The testbed observer is the cheapest version of the pattern: zero infrastructure, in-process, scenario-bounded. It exists so you can see the pattern at work before deciding which production form fits your stack.

The shape of this pattern — a passive third-party agent that taps wire exchanges and compares observed behavior to a published baseline — draws directly on prior work in two companion specifications:

  • Pratyahara / NERVE — a multi-agent behavioral integrity model where microglial observer agents continuously compare an agent’s output distribution to its baseline fingerprint and flag drift when the distribution diverges. The microglial framing is what justifies passive observation: the observer doesn’t act on traffic, it just records and evaluates.
  • Yathartha (the NERVE jaggedness extension) — a refinement that distinguishes drift (change from a known baseline) from jaggedness (no baseline ever existed). Without that distinction, observers raise false drift flags on tasks the agent was never measured on. Yathartha gives observers the discipline to know when silence is meaningful.

The testbed observer is the generic shape only — it doesn’t commit to either the fingerprint algorithm or the capability-surface model. You attach the semantic validator your protocol needs; the testbed gives you the wire-level traffic tap to plug it into.

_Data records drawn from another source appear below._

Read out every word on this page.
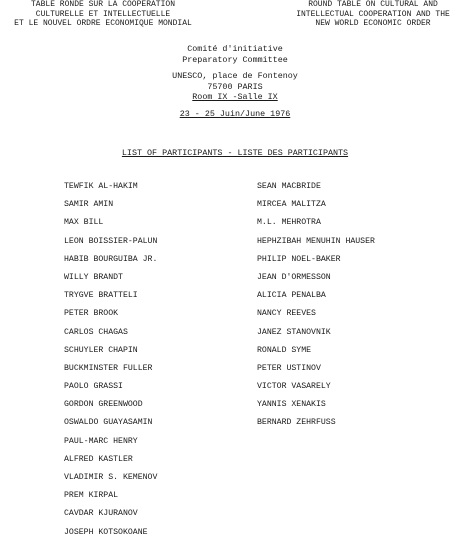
TABLE RONDE SUR LA COOPERATION
CULTURELLE ET INTELLECTUELLE
ET LE NOUVEL ORDRE ECONOMIQUE MONDIAL
ROUND TABLE ON CULTURAL AND
INTELLECTUAL COOPERATION AND THE
NEW WORLD ECONOMIC ORDER
Comité d'initiative
Preparatory Committee
UNESCO, place de Fontenoy
75700 PARIS
Room IX -Salle IX
23 - 25 Juin/June 1976
LIST OF PARTICIPANTS - LISTE DES PARTICIPANTS
TEWFIK AL-HAKIM
SAMIR AMIN
MAX BILL
LEON BOISSIER-PALUN
HABIB BOURGUIBA JR.
WILLY BRANDT
TRYGVE BRATTELI
PETER BROOK
CARLOS CHAGAS
SCHUYLER CHAPIN
BUCKMINSTER FULLER
PAOLO GRASSI
GORDON GREENWOOD
OSWALDO GUAYASAMIN
PAUL-MARC HENRY
ALFRED KASTLER
VLADIMIR S. KEMENOV
PREM KIRPAL
CAVDAR KJURANOV
JOSEPH KOTSOKOANE
SEAN MACBRIDE
MIRCEA MALITZA
M.L. MEHROTRA
HEPHZIBAH MENUHIN HAUSER
PHILIP NOEL-BAKER
JEAN D'ORMESSON
ALICIA PENALBA
NANCY REEVES
JANEZ STANOVNIK
RONALD SYME
PETER USTINOV
VICTOR VASARELY
YANNIS XENAKIS
BERNARD ZEHRFUSS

Implementation files in the a2a-testbed repo:

The live playground at https://a2a-testbed.com renders the pattern interactively: Scenario mode, Add Observer toggle.

The spec doesn’t have an observer; production already needs one for any non-trivial multi-agent invariant; the testbed offers it as a scenario-runner role you can attach to any flow. When the spec eventually adds something equivalent (or when service-mesh integrations standardize), the testbed’s observer gets supplemented, not replaced — same plug-points, just wired to a different source of traffic.